Mathetes describes the unique character of the Christians of the early centuries in his letter to Diogenetus:

Christians are distinguished from other men by country, language, or the customs they observe. For they neither inhabit cities of their own, employ a peculiar form of speech, nor lead a life marked out by any singularity. The course of conduct they follow has not been devised by any speculation or deliberation of inquisitive people, nor do they, like some, proclaim themselves the advocates of any merely human doctrines. But, inhabiting Greek as well as barbarian cities, according to the lot each of them has determined, and following the customs of the natives in respect to clothing, food, and the rest of their ordinary conduct, they display to us their excellent and confessedly striking method of life.

They dwell in their own countries but simply as sojourners. As citizens, they share in all things with others and endure all things as if foreigners. Every foreign land is to them as their native country, and every land of their birth is a land of strangers. They marry, as do all human beings; they beget children but do not destroy their offspring. They have a common table but not a common bed. They are in the flesh, but they do not live after the flesh.

They pass their days on earth, but they are citizens of heaven. They obey the prescribed laws and, at the same time, surpass the laws in their lives. They love all human beings but are persecuted nevertheless. They are unknown and condemned; they are put to death yet restored to life. They are poor yet make many rich; they lack all things and yet abound in all; they are dishonored and glorified in their very dishonor. People speak evil of them, yet they are justified; they are reviled, yet they bless others; they are insulted, repay the insult with honor; they do good, yet are punished as evil-doers. When punished, they rejoice as if quickened into life; they are assailed by Jews as foreigners and are persecuted by the Greeks, yet those who hate them are unable to assign any reason for their hatred.[1]

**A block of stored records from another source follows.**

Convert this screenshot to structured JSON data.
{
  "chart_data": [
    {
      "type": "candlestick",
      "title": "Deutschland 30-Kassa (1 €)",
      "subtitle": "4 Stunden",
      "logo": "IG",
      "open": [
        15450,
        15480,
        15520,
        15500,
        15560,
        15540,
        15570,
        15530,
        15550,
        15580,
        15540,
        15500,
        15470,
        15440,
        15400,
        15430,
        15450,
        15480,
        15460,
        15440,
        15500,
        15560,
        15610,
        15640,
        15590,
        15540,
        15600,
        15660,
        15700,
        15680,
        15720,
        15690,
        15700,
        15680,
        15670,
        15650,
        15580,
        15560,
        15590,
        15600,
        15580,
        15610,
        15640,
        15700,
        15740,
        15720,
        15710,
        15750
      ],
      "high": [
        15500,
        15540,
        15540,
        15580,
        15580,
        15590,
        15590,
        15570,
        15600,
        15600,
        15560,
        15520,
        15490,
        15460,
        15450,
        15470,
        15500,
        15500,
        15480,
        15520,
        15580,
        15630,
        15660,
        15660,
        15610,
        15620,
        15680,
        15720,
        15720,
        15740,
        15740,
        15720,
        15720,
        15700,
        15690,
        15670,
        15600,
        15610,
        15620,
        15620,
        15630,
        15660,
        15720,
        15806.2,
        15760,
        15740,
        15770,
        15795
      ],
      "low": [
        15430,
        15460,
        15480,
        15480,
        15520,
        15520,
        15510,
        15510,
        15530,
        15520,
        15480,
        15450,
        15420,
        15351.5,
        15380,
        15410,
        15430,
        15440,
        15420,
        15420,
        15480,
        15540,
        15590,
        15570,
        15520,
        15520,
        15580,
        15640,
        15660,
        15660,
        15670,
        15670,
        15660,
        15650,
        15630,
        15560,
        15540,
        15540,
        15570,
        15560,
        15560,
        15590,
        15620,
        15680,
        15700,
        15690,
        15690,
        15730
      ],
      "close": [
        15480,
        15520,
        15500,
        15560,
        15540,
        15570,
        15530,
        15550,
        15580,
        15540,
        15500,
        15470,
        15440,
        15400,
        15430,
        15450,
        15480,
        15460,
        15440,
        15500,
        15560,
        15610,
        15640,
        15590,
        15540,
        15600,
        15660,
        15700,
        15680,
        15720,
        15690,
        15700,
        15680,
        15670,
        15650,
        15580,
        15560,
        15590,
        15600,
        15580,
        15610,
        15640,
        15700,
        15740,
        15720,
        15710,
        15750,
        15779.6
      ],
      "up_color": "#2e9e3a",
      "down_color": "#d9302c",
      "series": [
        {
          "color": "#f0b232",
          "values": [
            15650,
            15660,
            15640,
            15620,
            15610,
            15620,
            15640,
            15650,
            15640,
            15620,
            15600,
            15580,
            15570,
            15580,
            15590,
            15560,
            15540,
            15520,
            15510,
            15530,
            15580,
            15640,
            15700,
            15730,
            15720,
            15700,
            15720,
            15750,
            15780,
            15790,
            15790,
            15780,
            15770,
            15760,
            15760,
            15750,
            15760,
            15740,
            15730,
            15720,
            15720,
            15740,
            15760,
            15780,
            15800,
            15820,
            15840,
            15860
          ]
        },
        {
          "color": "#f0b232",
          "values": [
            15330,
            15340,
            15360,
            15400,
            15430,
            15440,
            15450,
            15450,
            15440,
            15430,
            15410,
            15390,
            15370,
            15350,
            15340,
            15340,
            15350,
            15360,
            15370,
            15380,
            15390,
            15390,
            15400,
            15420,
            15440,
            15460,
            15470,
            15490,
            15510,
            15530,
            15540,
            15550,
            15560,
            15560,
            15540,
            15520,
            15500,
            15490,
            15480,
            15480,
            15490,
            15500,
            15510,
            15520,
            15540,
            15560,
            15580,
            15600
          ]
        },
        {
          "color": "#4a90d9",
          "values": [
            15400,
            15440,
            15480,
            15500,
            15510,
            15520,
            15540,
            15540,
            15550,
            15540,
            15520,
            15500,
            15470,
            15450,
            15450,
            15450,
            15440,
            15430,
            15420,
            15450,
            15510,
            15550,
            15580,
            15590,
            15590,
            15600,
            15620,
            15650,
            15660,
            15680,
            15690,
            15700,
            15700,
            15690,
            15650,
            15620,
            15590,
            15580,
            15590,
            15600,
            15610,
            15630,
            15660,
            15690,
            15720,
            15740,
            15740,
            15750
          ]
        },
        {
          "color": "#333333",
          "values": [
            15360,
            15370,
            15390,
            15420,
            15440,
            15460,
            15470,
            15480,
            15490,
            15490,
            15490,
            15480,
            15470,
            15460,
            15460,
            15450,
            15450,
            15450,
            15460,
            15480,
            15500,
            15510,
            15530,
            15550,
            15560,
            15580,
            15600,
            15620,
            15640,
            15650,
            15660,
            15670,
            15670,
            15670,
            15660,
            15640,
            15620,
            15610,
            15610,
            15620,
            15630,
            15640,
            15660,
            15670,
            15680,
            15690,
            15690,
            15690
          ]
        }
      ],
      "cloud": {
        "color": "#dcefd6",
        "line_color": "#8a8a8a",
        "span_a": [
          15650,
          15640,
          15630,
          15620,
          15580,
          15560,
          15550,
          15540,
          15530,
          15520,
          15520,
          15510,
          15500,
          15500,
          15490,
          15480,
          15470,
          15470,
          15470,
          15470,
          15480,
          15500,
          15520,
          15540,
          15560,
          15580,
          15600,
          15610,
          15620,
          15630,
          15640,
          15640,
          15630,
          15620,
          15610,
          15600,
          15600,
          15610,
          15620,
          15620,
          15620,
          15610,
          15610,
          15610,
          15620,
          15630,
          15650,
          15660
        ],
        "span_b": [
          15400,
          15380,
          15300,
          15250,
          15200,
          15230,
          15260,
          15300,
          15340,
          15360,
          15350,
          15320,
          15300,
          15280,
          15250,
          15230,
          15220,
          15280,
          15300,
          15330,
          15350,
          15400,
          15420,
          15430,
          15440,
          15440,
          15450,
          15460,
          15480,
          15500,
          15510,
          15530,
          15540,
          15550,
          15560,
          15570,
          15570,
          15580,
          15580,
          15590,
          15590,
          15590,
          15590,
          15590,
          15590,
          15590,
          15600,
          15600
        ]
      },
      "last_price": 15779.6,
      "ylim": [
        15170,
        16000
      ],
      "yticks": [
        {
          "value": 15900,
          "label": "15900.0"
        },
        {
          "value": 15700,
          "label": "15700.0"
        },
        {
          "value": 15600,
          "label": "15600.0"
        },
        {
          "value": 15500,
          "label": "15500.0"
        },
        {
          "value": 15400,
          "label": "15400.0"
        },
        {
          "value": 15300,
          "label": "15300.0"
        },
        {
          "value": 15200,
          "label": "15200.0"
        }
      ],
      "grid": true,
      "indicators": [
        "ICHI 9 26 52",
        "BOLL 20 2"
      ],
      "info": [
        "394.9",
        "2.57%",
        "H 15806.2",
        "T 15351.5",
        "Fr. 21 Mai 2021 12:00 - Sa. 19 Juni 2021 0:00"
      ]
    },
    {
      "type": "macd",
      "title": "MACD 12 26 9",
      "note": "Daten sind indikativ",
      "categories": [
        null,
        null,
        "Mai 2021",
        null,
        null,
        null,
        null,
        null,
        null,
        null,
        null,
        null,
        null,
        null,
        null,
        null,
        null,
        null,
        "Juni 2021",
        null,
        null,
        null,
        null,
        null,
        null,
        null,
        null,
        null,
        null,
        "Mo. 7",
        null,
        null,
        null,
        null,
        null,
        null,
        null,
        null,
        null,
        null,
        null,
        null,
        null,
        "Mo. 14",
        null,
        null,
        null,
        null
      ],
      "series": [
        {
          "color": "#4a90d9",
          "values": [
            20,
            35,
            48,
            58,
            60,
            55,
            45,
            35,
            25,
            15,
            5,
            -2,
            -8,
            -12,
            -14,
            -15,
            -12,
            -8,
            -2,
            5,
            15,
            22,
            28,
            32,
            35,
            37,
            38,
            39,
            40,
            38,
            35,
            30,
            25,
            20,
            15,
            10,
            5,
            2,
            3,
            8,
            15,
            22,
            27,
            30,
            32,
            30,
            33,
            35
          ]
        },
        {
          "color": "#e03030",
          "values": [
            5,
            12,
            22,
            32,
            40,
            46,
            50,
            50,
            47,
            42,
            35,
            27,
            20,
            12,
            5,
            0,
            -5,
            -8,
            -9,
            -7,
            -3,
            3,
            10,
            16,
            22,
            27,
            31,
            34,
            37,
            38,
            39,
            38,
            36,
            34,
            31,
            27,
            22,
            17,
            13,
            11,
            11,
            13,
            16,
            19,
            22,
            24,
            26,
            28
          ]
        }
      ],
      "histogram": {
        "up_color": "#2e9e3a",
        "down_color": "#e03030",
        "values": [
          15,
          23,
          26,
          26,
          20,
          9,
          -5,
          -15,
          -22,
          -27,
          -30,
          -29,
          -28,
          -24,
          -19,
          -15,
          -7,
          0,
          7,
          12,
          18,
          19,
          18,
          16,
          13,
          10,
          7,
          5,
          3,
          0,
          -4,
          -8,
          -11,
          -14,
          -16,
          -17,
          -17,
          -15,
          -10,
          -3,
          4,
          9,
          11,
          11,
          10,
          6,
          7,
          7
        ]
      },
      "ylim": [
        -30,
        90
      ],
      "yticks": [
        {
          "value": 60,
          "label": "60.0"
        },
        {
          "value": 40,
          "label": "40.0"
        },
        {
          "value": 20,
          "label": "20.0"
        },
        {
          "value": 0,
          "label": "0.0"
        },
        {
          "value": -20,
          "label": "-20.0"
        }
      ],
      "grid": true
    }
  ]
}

Contemporary Christians probably need to internalize the message of this letter. Christians are not called to be the rulers of a society but servants. The greatest service that can be done is to simply live in a community of faith (a church) according to the standards of the Christian faith. This message has been the subject of prior blogs. It is the message that Stanley Hoss tries so desperately to communicate to contemporary churches. On the left and the right of the Christian community, the supposition that Christians should somehow be transforming society using the tools of society is a mistake. Instead, the spirit of Christ itself transforms society as a servant people go about their day-to-day business. Some of them may be leaders in government and culture. Others may never be known. All are important.

Copyright 2024, G. Christopher Scruggs, All Rights Reserved

[1] Mathetes, “Letter to Diogenetus” https://www.newadvent.org/fathers/0101.htm (downloaded February 27, 2024). The term “Mathetes” is Greek for Disciple, and the author does not identify himself. He was an early Christian (circa 130-200) who describes himself as having studied under the apostles. I have undertaken a slight paraphrase for contemporary readability.